Meet Wall Street's version of the Final Four, the great survivors that haven't yet been killed off by intense competition.
Barnes & Noble (BKS)
Borders didn't make it. But in spite of the shakeup that e-books, the computer, mobile devices and on-demand entertainment in general have wrought on the book publishing industry -- and the depredations of the giant Amazon.com, in particular -- Barnes & Noble keeps lurching along.
True, it has shuttered its iconic Fifth Avenue store in Manhattan. Yes, it lost its focus by allowing itself to be lured into a costly and distracting business and price war with Amazon (AMZN) over e-readers and, later, tablets. It's slooowwwly regaining some focus (after an abortive attempt to split the company in half). Shares are up nearly 40 percent this year. Can the company not only fend off insolvency but transform itself into a robust enterprise? The final chapter has yet to be written.
Once, famously, the company's devices were so ubiquitous that they were known, wryly, as "Crackberries." Then came Apple (AAPL) and the iPhone, and Google's (GOOG) rival Android system, and suddenly BlackBerry looked like yesterday's news, worth no more than whatever its patents could fetch.
By this time last year, the prospect of the company surviving to celebrate the dawn of a new year looked remote -- so remote, in fact, that one former employee trying to set up a pool among his recently ousted colleagues on when the company would finally close its doors couldn't get any Vegas bookie to give him odds on a 2014 date.
New CEO John Chen, it seems, is having the last laugh, thanks in part to his ability to charm investors with his near-term cost-cutting plans and his ability to make headway shifting back toward offering secure messaging services.
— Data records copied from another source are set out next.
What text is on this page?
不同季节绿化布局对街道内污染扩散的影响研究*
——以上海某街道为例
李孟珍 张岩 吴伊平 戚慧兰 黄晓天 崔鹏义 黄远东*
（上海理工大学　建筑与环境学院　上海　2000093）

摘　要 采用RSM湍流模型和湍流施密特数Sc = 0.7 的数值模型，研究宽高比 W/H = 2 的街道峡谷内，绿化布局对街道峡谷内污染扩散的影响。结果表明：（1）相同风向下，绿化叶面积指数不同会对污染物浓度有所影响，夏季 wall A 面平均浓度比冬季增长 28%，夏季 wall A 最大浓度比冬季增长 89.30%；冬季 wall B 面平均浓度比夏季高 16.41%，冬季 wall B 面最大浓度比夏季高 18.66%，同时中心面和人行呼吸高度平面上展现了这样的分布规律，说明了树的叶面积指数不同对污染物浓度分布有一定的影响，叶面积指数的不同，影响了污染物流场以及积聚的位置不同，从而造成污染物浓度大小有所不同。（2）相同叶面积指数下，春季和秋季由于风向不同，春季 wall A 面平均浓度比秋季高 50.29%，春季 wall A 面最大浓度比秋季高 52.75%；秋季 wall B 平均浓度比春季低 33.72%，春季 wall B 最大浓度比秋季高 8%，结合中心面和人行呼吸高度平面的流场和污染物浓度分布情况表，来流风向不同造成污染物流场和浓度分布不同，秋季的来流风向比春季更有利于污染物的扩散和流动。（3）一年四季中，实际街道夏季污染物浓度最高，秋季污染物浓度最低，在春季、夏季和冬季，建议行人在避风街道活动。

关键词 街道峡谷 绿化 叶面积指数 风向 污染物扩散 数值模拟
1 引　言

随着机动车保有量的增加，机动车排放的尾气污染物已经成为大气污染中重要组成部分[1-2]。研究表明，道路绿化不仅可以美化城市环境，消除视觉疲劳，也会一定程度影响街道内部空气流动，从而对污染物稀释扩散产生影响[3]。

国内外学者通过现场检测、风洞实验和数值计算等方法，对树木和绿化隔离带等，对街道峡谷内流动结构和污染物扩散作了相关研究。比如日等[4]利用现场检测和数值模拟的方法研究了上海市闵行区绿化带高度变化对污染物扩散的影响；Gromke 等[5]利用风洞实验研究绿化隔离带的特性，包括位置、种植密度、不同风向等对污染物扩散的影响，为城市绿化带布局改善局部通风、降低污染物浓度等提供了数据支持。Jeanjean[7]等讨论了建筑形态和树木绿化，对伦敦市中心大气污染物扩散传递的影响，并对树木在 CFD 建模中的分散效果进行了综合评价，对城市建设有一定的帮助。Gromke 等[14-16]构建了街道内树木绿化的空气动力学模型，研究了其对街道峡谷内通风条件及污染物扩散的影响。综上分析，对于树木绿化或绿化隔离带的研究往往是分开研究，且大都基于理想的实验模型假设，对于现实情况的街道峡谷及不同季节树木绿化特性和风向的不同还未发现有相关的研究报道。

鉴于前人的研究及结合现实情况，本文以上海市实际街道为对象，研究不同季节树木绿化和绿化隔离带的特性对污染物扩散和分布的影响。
The company recently said it expects cash flow to break even by the end of fiscal 2015 and to return to profitability the following year. For now, though, the company is still bleeding red ink, so its long-term survival is still a tossup. But the shares are actually up nearly 9 percent so far this year.
"Farmville" is so, so . . . 2012. Actually, it's even more passé than that. When was the last time a Facebook friend pleaded with you for something for their online farm? Now, it's all about online lives for "Candy Crush Saga." Even then, investors seem to have gotten wise to the fact that online gaming's one-hit wonders can have less than wonderful "adult" lives once the first flush of enthusiasm has ebbed. And as goes the game, so goes the stock of the company that launched it.
All that makes it hardly surprising that shares of King Digital Entertainment (KING), maker of Candy Crush, stumbled out of the gate late last month, slumping 15.6 percent in their first full day of trading. What is surprising is that Zynga's stock, after plunging from $15 to less than $2.50 a share, is now actually north of $4.30, up 13 percent on the year.
Part of that can be traced to some implausible rumors -- a Yahoo (YHOO) takeover, anyone? -- and some speculation that Zynga may emerge as a winner if online gambling takes off. (I'd put high odds against that happening, but then the stock is still pretty cheap.) It may not be the living dead, but it's still a fairly high-risk proposition.
J.C. Penney (JCP)
One reason I know this company is still alive is that I'm still getting flyers from them in my mailbox. But every time I wander into the store at my local mall, I resist the temptation to take the pulse of this venerable retailer. True, S&P's analysts now think the troubled company's credit rating is stable rather than deteriorating, but simply not getting worse isn't enough to get excited about. (S&P also tossed words like "unsustainable," "vulnerable" and "highly leveraged" into its report.)
It's hard to spin "less bad" into "good" in other areas too. The retailer still hasn't found a new vision and, beyond discounting, hasn't found a new strategic approach to winning back all the customers it has alienated over the last several years. That's something that Best Buy (BBY) seems to have accomplished, at least in part. Unless J.C. Penney adopts its own turnaround strategy, any recovery is liable to be short and perhaps not even all that sweet.